Paradoxal, une plongée sensorielle dans les méandres du rêve
Avec Paradoxal, le spectateur n’assiste pas à une simple pièce de théâtre : il est happé, immergé, troublé, jusqu’à ne plus distinguer le réel du fantasme. Cette création audacieuse, subtilement orchestrée, explore les frontières floues du sommeil paradoxal, là où les rêves s’enchaînent, se mélangent, et parfois se heurtent à une réalité vacillante.
Le point de départ est une expérience scientifique : des volontaires testent une molécule censée influencer leurs rêves. Dès les premières minutes, le public est pris dans une spirale onirique, où les scènes glissent les unes dans les autres avec une fluidité déroutante. Est-ce encore la pièce ? Sommes-nous dans les rêves des personnages ? Ou dans une hallucination collective partagée ?
Les personnages sont d’une humanité bouleversante. Le taxidermiste rêve de voler au-dessus de forêts giboyeuses — image puissante de liberté et d’instinct de prédation dompté. L’infirmière à la retraite se heurte à une fenêtre opaque, métaphore d’une vie à regarder sans jamais l’avoir vraiment vécue. L’adolescent, vibrant de colère, affronte les CRS dans des manifestations fantasmées, et la caissière aspire simplement à des vacances, rêve d’une banalité touchante. Et puis, il y a Maryline… figure énigmatique, presque totémique, dont le rêve semble traverser ou contaminer tous les autres.
La mise en scène est d’une précision chirurgicale.
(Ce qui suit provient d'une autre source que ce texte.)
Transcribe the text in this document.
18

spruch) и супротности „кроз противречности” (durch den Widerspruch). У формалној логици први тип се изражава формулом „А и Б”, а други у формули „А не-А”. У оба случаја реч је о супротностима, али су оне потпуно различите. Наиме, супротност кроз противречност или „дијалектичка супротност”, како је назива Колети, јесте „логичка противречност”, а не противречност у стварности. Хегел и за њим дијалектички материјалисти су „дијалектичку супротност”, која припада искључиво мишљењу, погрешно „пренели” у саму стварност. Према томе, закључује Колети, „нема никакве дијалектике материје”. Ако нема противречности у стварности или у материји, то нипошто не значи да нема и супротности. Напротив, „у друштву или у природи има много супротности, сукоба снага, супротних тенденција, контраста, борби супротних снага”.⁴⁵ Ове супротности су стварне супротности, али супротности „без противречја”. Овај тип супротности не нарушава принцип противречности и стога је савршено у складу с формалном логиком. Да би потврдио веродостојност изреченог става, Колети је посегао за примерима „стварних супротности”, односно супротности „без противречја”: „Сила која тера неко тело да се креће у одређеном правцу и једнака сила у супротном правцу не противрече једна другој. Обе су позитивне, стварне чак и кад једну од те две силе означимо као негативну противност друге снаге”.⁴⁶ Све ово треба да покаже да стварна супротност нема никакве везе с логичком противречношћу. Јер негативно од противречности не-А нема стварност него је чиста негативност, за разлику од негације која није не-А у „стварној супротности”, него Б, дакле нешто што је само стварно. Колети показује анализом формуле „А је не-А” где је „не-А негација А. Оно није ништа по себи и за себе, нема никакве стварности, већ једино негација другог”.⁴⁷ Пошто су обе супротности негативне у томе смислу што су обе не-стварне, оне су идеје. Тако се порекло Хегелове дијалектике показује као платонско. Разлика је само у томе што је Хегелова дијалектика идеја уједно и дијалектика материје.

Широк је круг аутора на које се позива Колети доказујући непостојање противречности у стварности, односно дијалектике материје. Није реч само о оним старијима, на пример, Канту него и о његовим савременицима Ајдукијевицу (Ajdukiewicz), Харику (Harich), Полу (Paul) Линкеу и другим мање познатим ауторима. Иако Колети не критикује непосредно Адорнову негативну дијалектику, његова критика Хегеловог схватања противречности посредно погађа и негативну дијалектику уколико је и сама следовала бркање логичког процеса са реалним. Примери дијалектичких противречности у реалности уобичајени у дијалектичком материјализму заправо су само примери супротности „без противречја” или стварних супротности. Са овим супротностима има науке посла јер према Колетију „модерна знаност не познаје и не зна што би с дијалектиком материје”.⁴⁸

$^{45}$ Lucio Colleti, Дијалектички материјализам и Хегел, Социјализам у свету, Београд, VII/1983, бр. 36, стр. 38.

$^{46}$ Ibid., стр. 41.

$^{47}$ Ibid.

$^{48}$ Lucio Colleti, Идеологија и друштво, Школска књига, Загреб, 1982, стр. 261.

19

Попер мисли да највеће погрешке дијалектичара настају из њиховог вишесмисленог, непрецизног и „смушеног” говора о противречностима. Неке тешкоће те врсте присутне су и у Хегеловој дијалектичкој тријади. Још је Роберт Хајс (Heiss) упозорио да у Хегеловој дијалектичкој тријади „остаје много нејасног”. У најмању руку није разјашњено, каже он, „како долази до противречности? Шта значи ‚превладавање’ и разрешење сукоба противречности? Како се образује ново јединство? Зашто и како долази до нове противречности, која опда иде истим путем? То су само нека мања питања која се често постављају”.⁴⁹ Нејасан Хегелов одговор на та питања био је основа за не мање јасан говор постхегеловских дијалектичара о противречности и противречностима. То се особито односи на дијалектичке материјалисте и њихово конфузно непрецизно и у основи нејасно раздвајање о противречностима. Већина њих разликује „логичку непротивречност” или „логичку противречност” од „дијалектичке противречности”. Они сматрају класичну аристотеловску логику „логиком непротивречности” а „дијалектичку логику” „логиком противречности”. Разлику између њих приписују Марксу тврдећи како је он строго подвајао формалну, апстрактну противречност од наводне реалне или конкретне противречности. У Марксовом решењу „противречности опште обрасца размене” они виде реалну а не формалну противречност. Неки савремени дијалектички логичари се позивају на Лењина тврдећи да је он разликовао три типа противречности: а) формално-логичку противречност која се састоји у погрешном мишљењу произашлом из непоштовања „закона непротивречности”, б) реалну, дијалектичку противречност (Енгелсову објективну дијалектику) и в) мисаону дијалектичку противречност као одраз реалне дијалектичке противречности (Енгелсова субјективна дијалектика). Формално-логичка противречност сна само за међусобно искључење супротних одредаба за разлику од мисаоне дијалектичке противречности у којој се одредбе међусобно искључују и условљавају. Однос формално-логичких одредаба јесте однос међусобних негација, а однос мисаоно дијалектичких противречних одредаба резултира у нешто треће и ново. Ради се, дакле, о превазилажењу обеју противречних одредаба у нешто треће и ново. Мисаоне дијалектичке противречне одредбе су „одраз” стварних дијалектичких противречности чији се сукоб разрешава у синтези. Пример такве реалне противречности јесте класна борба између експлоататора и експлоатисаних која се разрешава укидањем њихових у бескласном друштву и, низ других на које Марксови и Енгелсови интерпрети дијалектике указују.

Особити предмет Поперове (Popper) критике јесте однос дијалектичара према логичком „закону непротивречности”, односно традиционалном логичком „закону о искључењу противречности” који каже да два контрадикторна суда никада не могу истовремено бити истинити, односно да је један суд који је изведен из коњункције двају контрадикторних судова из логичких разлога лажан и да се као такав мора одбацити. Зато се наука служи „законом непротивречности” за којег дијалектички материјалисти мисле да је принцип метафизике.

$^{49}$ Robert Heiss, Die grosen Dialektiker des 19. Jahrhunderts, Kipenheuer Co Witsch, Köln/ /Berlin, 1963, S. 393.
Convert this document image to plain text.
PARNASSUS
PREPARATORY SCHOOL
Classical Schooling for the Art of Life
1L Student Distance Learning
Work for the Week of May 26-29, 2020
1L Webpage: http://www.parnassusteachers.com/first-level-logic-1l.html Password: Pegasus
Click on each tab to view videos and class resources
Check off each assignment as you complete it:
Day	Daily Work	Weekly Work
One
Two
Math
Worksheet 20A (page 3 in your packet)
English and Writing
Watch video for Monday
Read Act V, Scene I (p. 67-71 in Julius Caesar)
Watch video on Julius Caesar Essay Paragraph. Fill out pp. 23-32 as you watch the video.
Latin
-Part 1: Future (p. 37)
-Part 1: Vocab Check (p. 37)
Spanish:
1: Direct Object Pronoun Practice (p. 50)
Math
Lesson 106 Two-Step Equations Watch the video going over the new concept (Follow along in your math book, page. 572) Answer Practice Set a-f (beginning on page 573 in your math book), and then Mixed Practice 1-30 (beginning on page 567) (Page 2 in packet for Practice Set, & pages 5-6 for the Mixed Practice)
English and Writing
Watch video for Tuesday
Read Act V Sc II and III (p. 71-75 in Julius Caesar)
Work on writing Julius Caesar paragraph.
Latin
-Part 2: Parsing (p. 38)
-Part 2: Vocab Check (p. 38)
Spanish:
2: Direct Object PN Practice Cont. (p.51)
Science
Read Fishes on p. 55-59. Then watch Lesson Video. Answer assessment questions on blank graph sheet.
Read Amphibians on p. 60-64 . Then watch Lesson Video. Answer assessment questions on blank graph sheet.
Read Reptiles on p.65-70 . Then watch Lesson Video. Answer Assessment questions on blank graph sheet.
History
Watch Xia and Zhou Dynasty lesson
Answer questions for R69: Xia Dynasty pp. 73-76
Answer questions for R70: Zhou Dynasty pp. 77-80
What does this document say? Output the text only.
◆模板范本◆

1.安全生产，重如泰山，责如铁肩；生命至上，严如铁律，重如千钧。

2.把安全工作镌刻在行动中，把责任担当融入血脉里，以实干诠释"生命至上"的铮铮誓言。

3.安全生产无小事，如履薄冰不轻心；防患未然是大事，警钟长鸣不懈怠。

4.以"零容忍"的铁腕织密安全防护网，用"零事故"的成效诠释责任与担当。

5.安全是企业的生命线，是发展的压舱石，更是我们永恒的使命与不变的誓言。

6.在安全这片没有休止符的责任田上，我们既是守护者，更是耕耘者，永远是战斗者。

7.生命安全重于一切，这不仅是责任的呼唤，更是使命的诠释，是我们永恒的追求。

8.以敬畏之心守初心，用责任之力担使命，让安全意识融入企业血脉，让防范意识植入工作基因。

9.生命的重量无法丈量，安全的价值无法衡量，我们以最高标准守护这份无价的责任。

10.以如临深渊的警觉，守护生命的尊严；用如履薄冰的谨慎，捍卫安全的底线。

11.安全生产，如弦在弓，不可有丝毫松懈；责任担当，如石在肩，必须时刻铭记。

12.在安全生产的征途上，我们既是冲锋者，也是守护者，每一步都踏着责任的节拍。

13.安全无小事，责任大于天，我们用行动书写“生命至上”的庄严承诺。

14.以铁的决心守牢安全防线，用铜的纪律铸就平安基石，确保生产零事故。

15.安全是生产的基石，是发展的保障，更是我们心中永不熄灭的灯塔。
Éclairages mouvants, nappes sonores immersives, ruptures de rythme maîtrisées : tout contribue à créer cette sensation de flottement propre au sommeil profond. On ne sait plus si l’on entre dans un nouveau rêve ou si l’on glisse dans les souvenirs d’un autre. Ce trouble, loin d’être confus, est savamment entretenu, jusqu’à l’ultime scène, qui laisse chacun avec une question vertigineuse : et si nous étions, nous aussi, en train de rêver ?
Paradoxal réussit ce tour de force rare : capturer sur scène l’essence du rêve, avec ses ellipses, ses logiques détraquées, son intensité parfois absurde mais toujours signifiante. Une expérience théâtrale hors norme, aussi poétique qu’inquiétante, qui laisse durablement sa trace dans l’esprit du spectateur. Inoubliable.